My sincerest apologies, Mr. McCloud. If it's any consolation, I'll have you know that I always chose you over your buddy Falco when playing Smash Bros (yes, it took me 2 months to come up with that response).

@Prince Douglas It's pretty obvious that no one will give a shit, please go to somewhere like Reddit where people of your intellectual capacity can exist in an ignorant bliss.

Hi Ibrahim, Thank you for the feedback! As for Frank White's book, I'm not entirely familiar with it and I don't know if you're referring to what I read just now (2nd edition page 85-86), but here's what I believe is going on: 1) When he starts nondimensionalizing Navier-Stokes (the momentum equation which I've done here), he considers 'high-speed gas flow', in which gravity is negligible, so he neglects the gravity term. Fast-moving gases don't have their flow profiles influenced much by gravity, which is why it's neglected. 2) For 'low-speed flow', gravity isn't neglected, but is made part of another dimensionless number called the Grashof number. That's just another dimensionless number that contains a thermal expansivity coefficient as well. Hope that helps! If you have any more questions, feel free to ask!

ok im stupid, i just realised u set ts=Ls/us, thanks anyhow, best explanation ive come across so far

Glad I could help!

Karniadakis Microfluidics textbook is the way to go

I'm not sure which compressible N-S equation you're referring to. Can you post a link?

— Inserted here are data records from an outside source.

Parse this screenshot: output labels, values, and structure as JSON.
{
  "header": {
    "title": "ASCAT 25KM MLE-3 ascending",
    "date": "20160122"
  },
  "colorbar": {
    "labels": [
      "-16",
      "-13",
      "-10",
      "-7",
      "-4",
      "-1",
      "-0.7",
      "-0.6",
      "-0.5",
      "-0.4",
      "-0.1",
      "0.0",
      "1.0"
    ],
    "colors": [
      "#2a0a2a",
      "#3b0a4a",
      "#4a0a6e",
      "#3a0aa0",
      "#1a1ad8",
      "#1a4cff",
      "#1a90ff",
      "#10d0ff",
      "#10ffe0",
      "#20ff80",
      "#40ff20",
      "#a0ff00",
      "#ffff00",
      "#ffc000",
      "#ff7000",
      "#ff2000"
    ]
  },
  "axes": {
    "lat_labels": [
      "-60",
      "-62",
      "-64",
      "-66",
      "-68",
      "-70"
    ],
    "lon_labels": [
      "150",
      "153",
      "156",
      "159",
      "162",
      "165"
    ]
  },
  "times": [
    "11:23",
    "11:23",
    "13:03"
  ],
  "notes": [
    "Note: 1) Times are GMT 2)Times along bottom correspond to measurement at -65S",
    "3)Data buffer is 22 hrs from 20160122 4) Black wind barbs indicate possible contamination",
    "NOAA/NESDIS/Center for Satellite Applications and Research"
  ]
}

Hi Ilyas, Thank you for the kind feedback! The scaling parameters are just there to get rid of the dimensions and make the quantities dimensionless. For instance, 'ts' is the scaling parameter for time, and so it divides out the time dimension from the dimensional time to make it a dimensionLESS time. Professor Khan

Hi Prof, what is the use though? You can still solve a problem using the normal Stokes' equations no?

You can, but as I mention in this video: kzbin.info/www/bejne/fJKVaZycdpx7b9E Nondimensionalization helps simplify your equations and reduce the number of parameters. This makes the system easier to analyze and it also makes your writing/notation less complicated.

Density is just a parameter; not a variable that's being differentiated (e.g. v) or being differentiated with respect to (x,y,z,t). So there's no point in non-dimensionalizing it, since it's supposed to be part of the dimensionless constants (e.g. Reynold's number).

Wow that was fast! My test is in 3 hours. Thank you so much.

No problem, glad I could help!